J’aimerais faire de cet article un plaidoyer en faveur du
rôle de l’État que le capitalisme sauvage, complice des néolibéraux,
voudrait réduire à sa portion congrue.
Dans une entreprise,
les charges et salaires sont en concurrence, dans un chantage
permanent, avec le profit. Diriez-vous que le profit est une charge ?
Non, évidemment, puisque tel n’est pas le point de vue répandu par la
pensée unique. Mais du point de vue des
salariés, c’est le profit et les dividendes qui sont le boulet : chacun
voit midi à sa porte, et l’heure officielle est celle des dirigeants.
Le coût d’un fonctionnaire
n’est pas égal au budget de la fonction publique divisé par le nombre
de fonctionnaires. L’État, c’est nous tous, et les prélèvements
obligatoires ne servent pas uniquement, loin s’en faut, à payer les
fonctionnaires, mais à assurer la maîtrise d’ouvrage de notre patrimoine
commun et des services indispensables et non monétisables, ainsi que de
garantir les investissements d’avenir.
Les fonctionnaires sont
de deux sortes : d’une part, les agents chargés de gérer ce patrimoine
collectif qu’on appelle la Nation, et d’autre part les agents chargés de
produire des services.
Les premiers gèrent un budget considérable
qui est dépensé principalement en appels d’offre, ce qui fait le
bonheur des entreprises privées, notamment quand elles ont réussi à
faire du lobbying (c’est un euphémisme) pour obtenir les marchés. Et
quand elles se plaignent des dépenses de l’État,
alors on peut dire qu’elles se prévalent de leurs propres turpitudes :
le plus haïssable comportement qui soit. On classe ces dépenses de
l’Etat dans la rubrique keynesianisme, la bête noire des libéraux qui se
trouvent sur ce point en opposition avec les bénéficiaires de ces
largesses.
Quant aux agents chargés de produire des services
– la police, les enseignants, les soignants, etc. -, ils produisent les
richesses qui les rémunèrent. À ce sujet, un agent de l’État est a
priori aussi productif qu’un agent du privé. Ceux qui disent qu’un bon
fonctionnaire est un fonctionnaire mort mériteraient d’être poursuivis
en justice pour appel à la guerre civile.

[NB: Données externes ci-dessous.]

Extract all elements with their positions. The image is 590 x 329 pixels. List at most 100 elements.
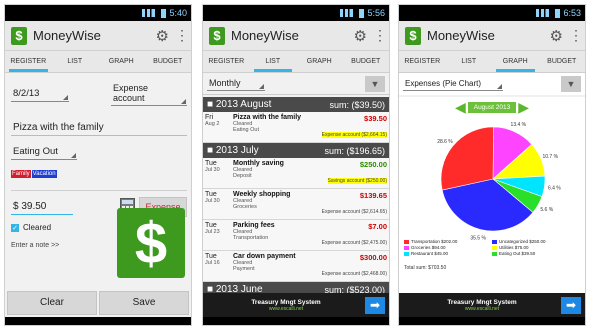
tab-list[interactable]: LIST	[52, 51, 99, 72]
app-logo-icon: $	[11, 26, 27, 45]
account-spinner[interactable]: Expense account	[111, 81, 187, 106]
tab-budget[interactable]: BUDGET	[539, 51, 586, 72]
action-bar: $ MoneyWise ⚙ ⋮	[399, 21, 585, 51]
tab-budget[interactable]: BUDGET	[145, 51, 192, 72]
tx-day: Jul 30	[205, 198, 220, 204]
settings-gear-icon[interactable]: ⚙	[354, 27, 367, 45]
amount-input[interactable]: $ 39.50	[11, 199, 73, 215]
tx-title: Pizza with the family	[233, 114, 302, 121]
month-label: ■ 2013 August	[207, 99, 272, 110]
legend-swatch	[404, 251, 409, 256]
tag-family[interactable]: Family	[11, 170, 31, 178]
tab-bar: REGISTER LIST GRAPH BUDGET	[399, 51, 585, 73]
tab-graph[interactable]: GRAPH	[98, 51, 145, 72]
ad-url: www.escalli.net	[268, 305, 304, 312]
next-period-arrow-icon[interactable]: ▶	[518, 99, 529, 116]
settings-gear-icon[interactable]: ⚙	[550, 27, 563, 45]
tx-category: Transportation	[233, 235, 269, 241]
tx-weekday: Tue	[205, 191, 217, 198]
legend-item: Utilities $75.00	[492, 245, 580, 250]
tx-amount: $250.00	[359, 160, 387, 169]
tx-category: Deposit	[233, 173, 252, 179]
battery-icon	[555, 8, 561, 18]
legend-swatch	[492, 245, 497, 250]
legend-item: Restaurant $45.00	[404, 251, 492, 256]
tx-account: Expense account ($2,475.00)	[321, 240, 387, 246]
cleared-checkbox[interactable]: ✓	[11, 223, 19, 232]
legend-item: Uncategorized $250.00	[492, 239, 580, 244]
tab-register[interactable]: REGISTER	[5, 51, 52, 72]
tx-day: Jul 16	[205, 260, 220, 266]
tab-register[interactable]: REGISTER	[399, 51, 446, 72]
clock: 6:53	[563, 8, 581, 18]
tx-date: Tue Jul 30	[205, 160, 233, 186]
legend-label: Utilities $75.00	[499, 245, 529, 250]
transaction-row[interactable]: Tue Jul 23 Parking fees Cleared Transportati…	[203, 220, 389, 251]
clear-button[interactable]: Clear	[7, 290, 97, 315]
month-header[interactable]: ■ 2013 July sum: ($196.65)	[203, 143, 389, 158]
tab-budget[interactable]: BUDGET	[343, 51, 390, 72]
arrow-right-icon[interactable]: ➡	[365, 296, 385, 314]
save-button[interactable]: Save	[99, 290, 189, 315]
tab-graph[interactable]: GRAPH	[296, 51, 343, 72]
legend-item: Groceries $94.00	[404, 245, 492, 250]
tab-graph[interactable]: GRAPH	[492, 51, 539, 72]
tx-amounts: $7.00 Expense account ($2,475.00)	[315, 222, 387, 248]
register-screen: 5:40 $ MoneyWise ⚙ ⋮ REGISTER LIST GRAPH…	[4, 4, 192, 326]
arrow-right-icon[interactable]: ➡	[561, 296, 581, 314]
filter-funnel-icon[interactable]: ▼	[365, 75, 385, 92]
overflow-menu-icon[interactable]: ⋮	[373, 27, 387, 44]
tab-register[interactable]: REGISTER	[203, 51, 250, 72]
tx-day: Aug 2	[205, 121, 220, 127]
prev-period-arrow-icon[interactable]: ◀	[455, 99, 466, 116]
chart-type-spinner[interactable]: Expenses (Pie Chart)	[403, 77, 503, 91]
pie-slice-transportation	[440, 126, 494, 191]
tab-list[interactable]: LIST	[250, 51, 297, 72]
transaction-row[interactable]: Tue Jul 16 Car down payment Cleared Payment $…	[203, 251, 389, 282]
legend-swatch	[492, 239, 497, 244]
overflow-menu-icon[interactable]: ⋮	[175, 27, 189, 44]
clock: 5:40	[169, 8, 187, 18]
tx-details: Monthly saving Cleared Deposit	[233, 160, 315, 186]
description-input[interactable]: Pizza with the family	[11, 120, 187, 136]
overflow-menu-icon[interactable]: ⋮	[569, 27, 583, 44]
ad-banner[interactable]: Treasury Mngt System www.escalli.net ➡	[399, 293, 585, 317]
tab-bar: REGISTER LIST GRAPH BUDGET	[5, 51, 191, 73]
tx-weekday: Tue	[205, 253, 217, 260]
period-spinner[interactable]: Monthly	[207, 76, 265, 91]
status-bar: 5:40	[5, 5, 191, 21]
date-picker[interactable]: 8/2/13	[11, 86, 69, 102]
category-spinner[interactable]: Eating Out	[11, 144, 77, 160]
tx-amount: $7.00	[368, 222, 387, 231]
tx-account-wrap: Savings account ($250.00)	[315, 169, 387, 187]
transaction-row[interactable]: Tue Jul 30 Weekly shopping Cleared Groceries…	[203, 189, 389, 220]
filter-funnel-icon[interactable]: ▼	[561, 76, 581, 92]
signal-icon	[142, 9, 159, 17]
app-title: MoneyWise	[231, 28, 299, 43]
tx-account: Savings account ($250.00)	[327, 178, 387, 184]
app-title: MoneyWise	[427, 28, 495, 43]
transaction-row[interactable]: Tue Jul 30 Monthly saving Cleared Deposit $25…	[203, 158, 389, 189]
tx-date: Fri Aug 2	[205, 114, 233, 140]
cleared-label: Cleared	[23, 223, 52, 232]
tab-list[interactable]: LIST	[446, 51, 493, 72]
tx-day: Jul 23	[205, 229, 220, 235]
app-logo-icon: $	[405, 26, 421, 45]
month-sum: sum: ($39.50)	[329, 99, 385, 110]
action-bar: $ MoneyWise ⚙ ⋮	[203, 21, 389, 51]
tags-row[interactable]: Family Vacation	[11, 170, 187, 178]
tx-account-wrap: Expense account ($2,475.00)	[315, 231, 387, 249]
list-screen: 5:56 $ MoneyWise ⚙ ⋮ REGISTER LIST GRAPH…	[202, 4, 390, 326]
tx-amounts: $250.00 Savings account ($250.00)	[315, 160, 387, 186]
tag-vacation[interactable]: Vacation	[31, 170, 57, 178]
tx-title: Weekly shopping	[233, 191, 291, 198]
settings-gear-icon[interactable]: ⚙	[156, 27, 169, 45]
transaction-row[interactable]: Fri Aug 2 Pizza with the family Cleared Eati…	[203, 112, 389, 143]
tx-amounts: $300.00 Expense account ($2,468.00)	[315, 253, 387, 279]
tx-title: Car down payment	[233, 253, 296, 260]
ad-banner[interactable]: Treasury Mngt System www.escalli.net ➡	[203, 293, 389, 317]
transaction-list[interactable]: ■ 2013 August sum: ($39.50) Fri Aug 2 Pizza …	[203, 97, 389, 295]
ad-title: Treasury Mngt System	[251, 298, 321, 306]
month-header[interactable]: ■ 2013 August sum: ($39.50)	[203, 97, 389, 112]
pie-chart: 13.4 %10.7 %6.4 %5.6 %35.5 %28.6 %	[437, 122, 561, 241]
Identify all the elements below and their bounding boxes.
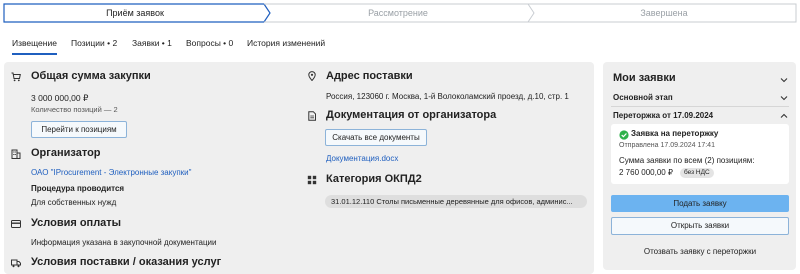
address-title: Адрес поставки xyxy=(326,70,413,82)
chevron-down-icon[interactable] xyxy=(780,94,788,102)
docs-file-link[interactable]: Документация.docx xyxy=(326,154,398,163)
open-bids-button[interactable]: Открыть заявки xyxy=(611,217,789,235)
my-bids-title: Мои заявки xyxy=(613,72,676,84)
bid-card: Заявка на переторжку Отправлена 17.09.20… xyxy=(611,124,789,184)
main-stage-label[interactable]: Основной этап xyxy=(613,93,673,102)
check-circle-icon xyxy=(619,130,629,140)
tab-positions[interactable]: Позиции • 2 xyxy=(71,33,117,55)
truck-icon xyxy=(11,258,21,268)
address-text: Россия, 123060 г. Москва, 1-й Волоколамс… xyxy=(326,92,569,101)
total-amount: 3 000 000,00 ₽ xyxy=(31,93,89,103)
step-finished: Завершена xyxy=(640,8,688,18)
step-review: Рассмотрение xyxy=(368,8,428,18)
payment-title: Условия оплаты xyxy=(31,217,122,229)
okpd-chip: 31.01.12.110 Столы письменные деревянные… xyxy=(325,195,587,208)
total-title: Общая сумма закупки xyxy=(31,70,151,82)
vat-badge: без НДС xyxy=(680,168,714,178)
goto-positions-button[interactable]: Перейти к позициям xyxy=(31,121,127,138)
organizer-link[interactable]: ОАО "IProcurement - Электронные закупки" xyxy=(31,168,191,177)
divider xyxy=(611,106,789,107)
bid-status: Заявка на переторжку xyxy=(631,129,719,138)
bid-sum-label: Сумма заявки по всем (2) позициям: xyxy=(619,156,755,165)
procedure-value: Для собственных нужд xyxy=(31,198,117,207)
positions-count: Количество позиций — 2 xyxy=(31,105,118,114)
okpd-title: Категория ОКПД2 xyxy=(326,173,422,185)
withdraw-bid-link[interactable]: Отозвать заявку с переторжки xyxy=(611,247,789,256)
delivery-terms-title: Условия поставки / оказания услуг xyxy=(31,256,222,268)
location-pin-icon xyxy=(307,71,317,81)
card-icon xyxy=(11,219,21,229)
my-bids-panel: Мои заявки Основной этап Переторжка от 1… xyxy=(603,62,796,270)
procedure-label: Процедура проводится xyxy=(31,184,125,193)
tab-history[interactable]: История изменений xyxy=(247,33,325,55)
building-icon xyxy=(11,149,21,159)
tab-notice[interactable]: Извещение xyxy=(12,33,57,55)
tab-questions[interactable]: Вопросы • 0 xyxy=(186,33,233,55)
tabs-bar: Извещение Позиции • 2 Заявки • 1 Вопросы… xyxy=(0,33,800,55)
payment-text: Информация указана в закупочной документ… xyxy=(31,238,217,247)
download-all-button[interactable]: Скачать все документы xyxy=(325,129,427,146)
tab-bids[interactable]: Заявки • 1 xyxy=(132,33,172,55)
retrade-label[interactable]: Переторжка от 17.09.2024 xyxy=(613,111,713,120)
organizer-title: Организатор xyxy=(31,147,101,159)
notice-panel: Общая сумма закупки 3 000 000,00 ₽ Колич… xyxy=(4,62,594,274)
document-icon xyxy=(307,111,317,121)
cart-icon xyxy=(11,72,21,82)
category-icon xyxy=(307,175,317,185)
chevron-up-icon[interactable] xyxy=(780,112,788,120)
submit-bid-button[interactable]: Подать заявку xyxy=(611,195,789,212)
step-reception: Приём заявок xyxy=(106,8,164,18)
docs-title: Документация от организатора xyxy=(326,109,497,121)
bid-sent-date: Отправлена 17.09.2024 17:41 xyxy=(619,142,715,149)
chevron-down-icon[interactable] xyxy=(780,76,788,84)
bid-sum-value: 2 760 000,00 ₽ xyxy=(619,168,674,177)
stage-stepper: Приём заявок Рассмотрение Завершена xyxy=(0,0,800,26)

De fait et par conséquent,
la plus-value des salariés du service public appartient en partage aux
salariés et à l’État, c’est-à-dire à la nation. Dès lors, le
fonctionnaire ne « coûte » plus que son salaire brut, et comme ce
salaire est, a priori la juste rémunération qui lui revient, s’il y a
une plus-value, c’est tout bénéfice pour la collectivité. Donc le
fonctionnaire ne coûte rien, puisqu’il travaille, au contraire du
rentier qui lui ne produit rien.
Pourquoi les capitalistes râlent-ils ?
Parce que cette plus-value du travail des fonctionnaires appartenant de
droit à la collectivité, est un cruel manque à gagner pour eux qui ont
coutume d’avoir le beurre et l’argent du beurre :
d’autant plus cruel qu’ils ont de l’argent à ne plus savoir qu’en faire
et développent un stress considérable à l’idée que cet argent se
dévalue, comme Harpagon qui ne vivait que pour sa cassette.
Au sujet du stress : une
expérience réalisée dans un laboratoire de comportements a mis en
évidence que, dans un groupe social, ce sont les individus les plus
stressés qui deviennent dominants. Qu’on se le dise.